Day two of Download 2010 proved to be a much busier affair, with bands kicking off four hours earlier than on the Friday. TG faves included Deftones, Cancer Bats and, of course, Rage Against The Machine.
Thanks to a hectic press schedule TG finally kicked off day two of Download festival with a trip to the second stage, which, by the way, takes so long you need to carry emergency rations (the site truly is massive). Hitting the stage around lunch time Rolo Tomassi delivered the energetic show they've become famous for, with front woman Eva Spence more than singing for her supper.
Later, on the same stage, Cancer Bats drew a sizeable and devoted crowd. As expected, everyone went suitably mental for their cover of 'Sabotage' and Scott Middleton's crushing riffs went across well with the Download crowd. They were also one of the only bands so far to have the audience chanting their name between songs. Canada's new hardcore heroes must have done something right on their recent second album 'Bears, Mayors, Scraps And Bones'.
As the evening drew in Deftones took to the main stage for a blinding set, which mixed cuts from classic albums 'White Pony' and 'Around The Fur', alongside new material drawn from 'Diamond Eyes'. Stef Carpenter was hammered away on a variety of guitars, including his signature eight-string ESP, which we got to take a close look at earlier in the day. (We were smug too).
The Saturday night headliners came in the form of Rage Against The Machine. Pre-gig anticipation was high from crowd and press alike and as the band were 20 minutes late for their set, bottles began to fly. We later learnt that the delay was due to the considerable risk of front row audience members getting crushed, so fair enough.

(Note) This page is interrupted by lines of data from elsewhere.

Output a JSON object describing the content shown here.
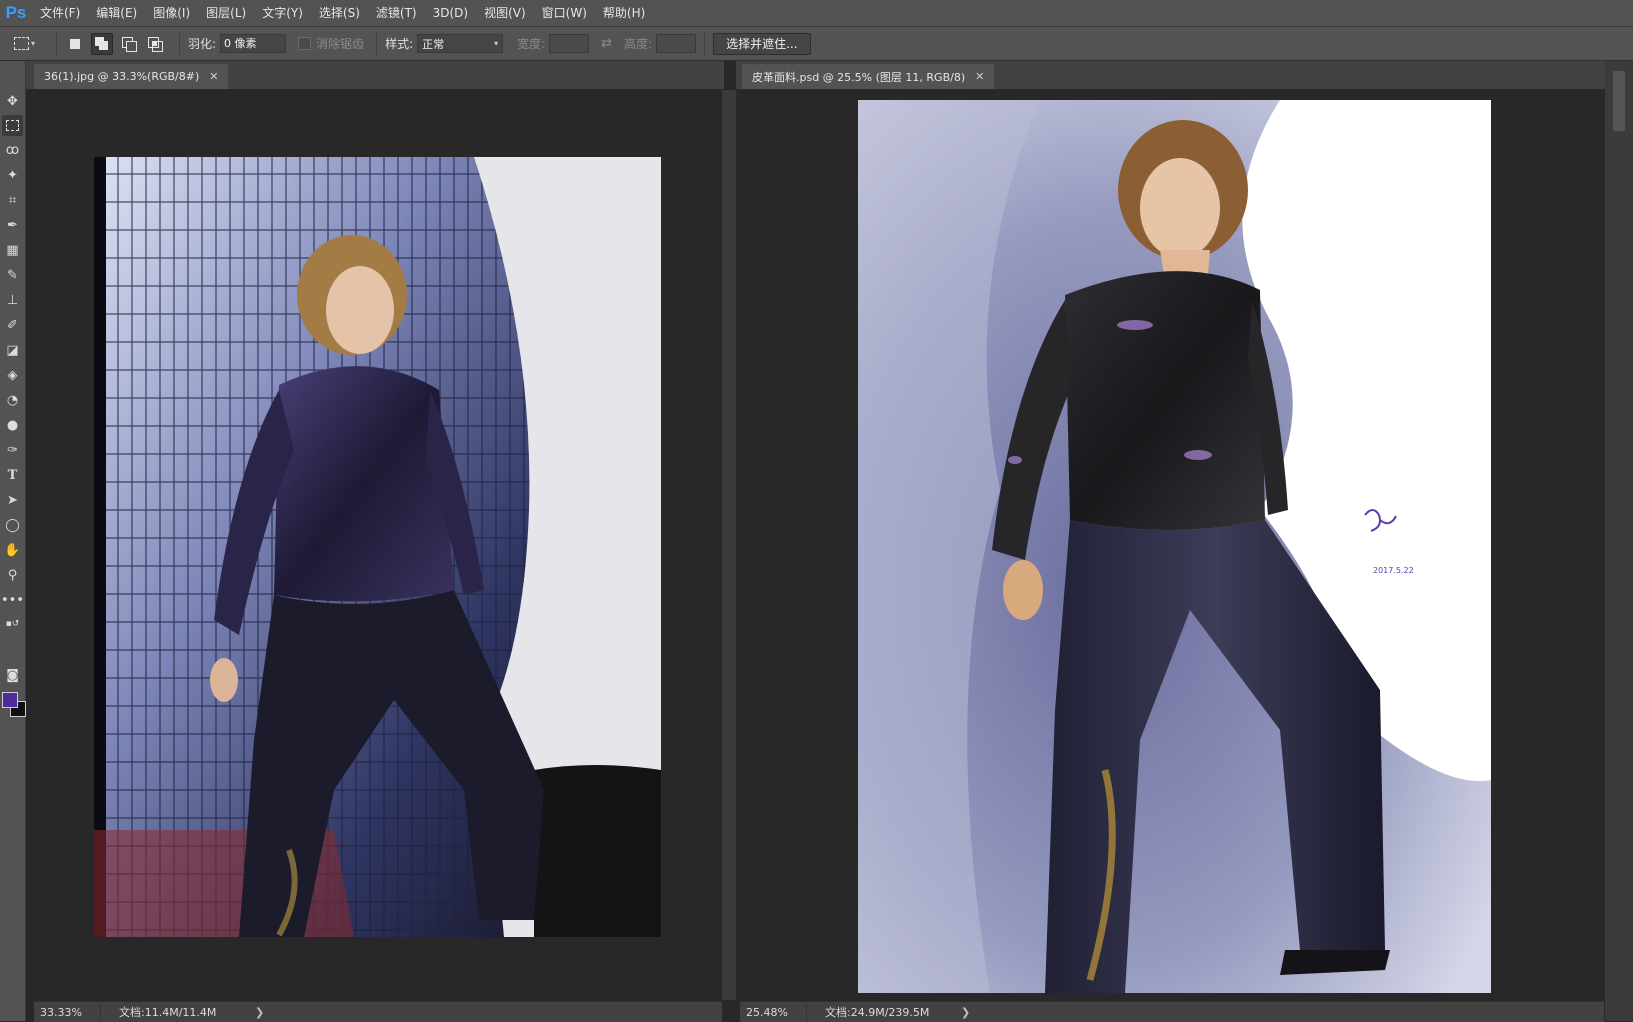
{
  "app": {
    "logo": "Ps"
  },
  "menu": [
    "文件(F)",
    "编辑(E)",
    "图像(I)",
    "图层(L)",
    "文字(Y)",
    "选择(S)",
    "滤镜(T)",
    "3D(D)",
    "视图(V)",
    "窗口(W)",
    "帮助(H)"
  ],
  "options": {
    "feather_label": "羽化:",
    "feather_value": "0 像素",
    "antialias_label": "消除锯齿",
    "style_label": "样式:",
    "style_value": "正常",
    "width_label": "宽度:",
    "height_label": "高度:",
    "select_mask_button": "选择并遮住..."
  },
  "documents": [
    {
      "tab": "36(1).jpg @ 33.3%(RGB/8#)",
      "zoom": "33.33%",
      "doc_info": "文档:11.4M/11.4M"
    },
    {
      "tab": "皮革面料.psd @ 25.5% (图层 11, RGB/8)",
      "zoom": "25.48%",
      "doc_info": "文档:24.9M/239.5M"
    }
  ],
  "colors": {
    "foreground": "#4e2c9a",
    "background": "#111111",
    "accent": "#3c9cff"
  },
  "signature": "2017.5.22"
}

When Rage did eventually make it on stage the audience quickly got into the set, something encouraged by the absolutely ferocious energy that the band are still able to conjure up. Having only three (four-ish) albums to pull material from meant that every song was greeted with a raw of recognition and particular highlights, included 'Bombtrack', 'Sleep Now In The Fire', 'Know Your Enemy', a cover of The Clash's 'White Riot' and, of course, closer 'Killing In The Name'.
Tom Morello proved he's still an astonishing guitarist and the guitar cable solo on 'Bombtrack' was a particular highlight. The group worked incredibly hard as a unit too and those fortunate enough to have witnessed both bands felt they had outdone even AC/DC.